Die Einigung der gesamten sozialdemokratischen Arbeiter Deutschlands herbeizuführen, muß das Streben jedes ehrlichen Sozialdemokraten sein. Angesichts der immer mächtiger sich ausbreitenden Wogen der Bewegung, angesichts der Vorzeichen, welche in allen Kulturstaaten der Welt auf eine baldige mächtige Umgestaltung der politischen und sozialen Verhältnisse hindeuten, ist ein Verschleppen dieser Einigung Verrat.

Diese Einigung kann aber nur das Werk sein des wirklich souveränen Volkes selbst, und Ihr, Mitglieder des Allgemeinen Deutschen Arbeitervereins, werdet Euch nicht verschachern lassen nach der Laune einiger Führer wie eine Herde Schafe, sondern Ihr werdet wie Männer Eures eigenen Geschickes Schmiede sein!

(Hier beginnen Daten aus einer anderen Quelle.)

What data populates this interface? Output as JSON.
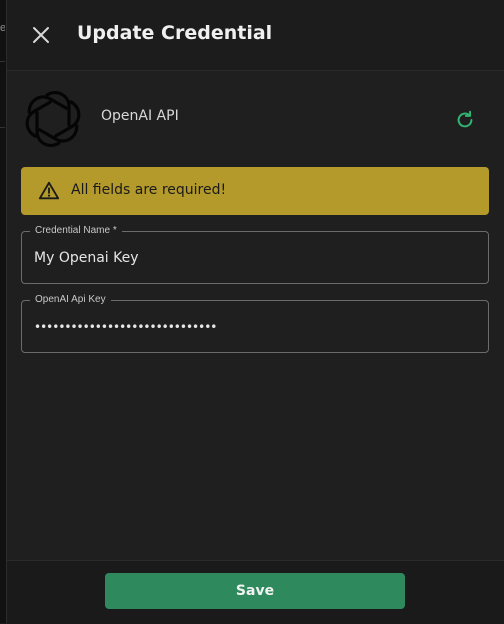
{
  "dialog": {
    "title": "Update Credential"
  },
  "provider": {
    "name": "OpenAI API",
    "logo_icon": "openai-logo",
    "refresh_icon": "refresh-icon",
    "accent": "#2fb56f"
  },
  "alert": {
    "message": "All fields are required!",
    "background": "#b49a2a",
    "icon": "warning-triangle-icon"
  },
  "fields": [
    {
      "label": "Credential Name *",
      "value": "My Openai Key",
      "type": "text"
    },
    {
      "label": "OpenAI Api Key",
      "value": "••••••••••••••••••••••••••••••",
      "type": "password"
    }
  ],
  "footer": {
    "save_label": "Save",
    "save_color": "#2e8a5c"
  },
  "backdrop": {
    "fragment": "e"
  }
}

Wir haben eingesehen, daß eine Organisation, in welcher der Wille eines Einzelnen sich hinwegsetzen kann über alle Errungenschaften des Vereins, ja den Verein selber in jedem Augenblicke in Frage stellen, denselben jeden Augenblick auflösen und in anderer ihm passenderer Form wieder ins Leben rufen kann, in welcher dieser Einzelne die Pfennige der Arbeiter gebraucht, um elende Lumpen zu bestechen, daß eine solche Organisation keine Faser von demokratischem Geiste in sich hat. In einer solchen Organisation ferner zu wirken, wäre schmähliche Verschwendung unserer besten Kräfte; wir verzichten darauf!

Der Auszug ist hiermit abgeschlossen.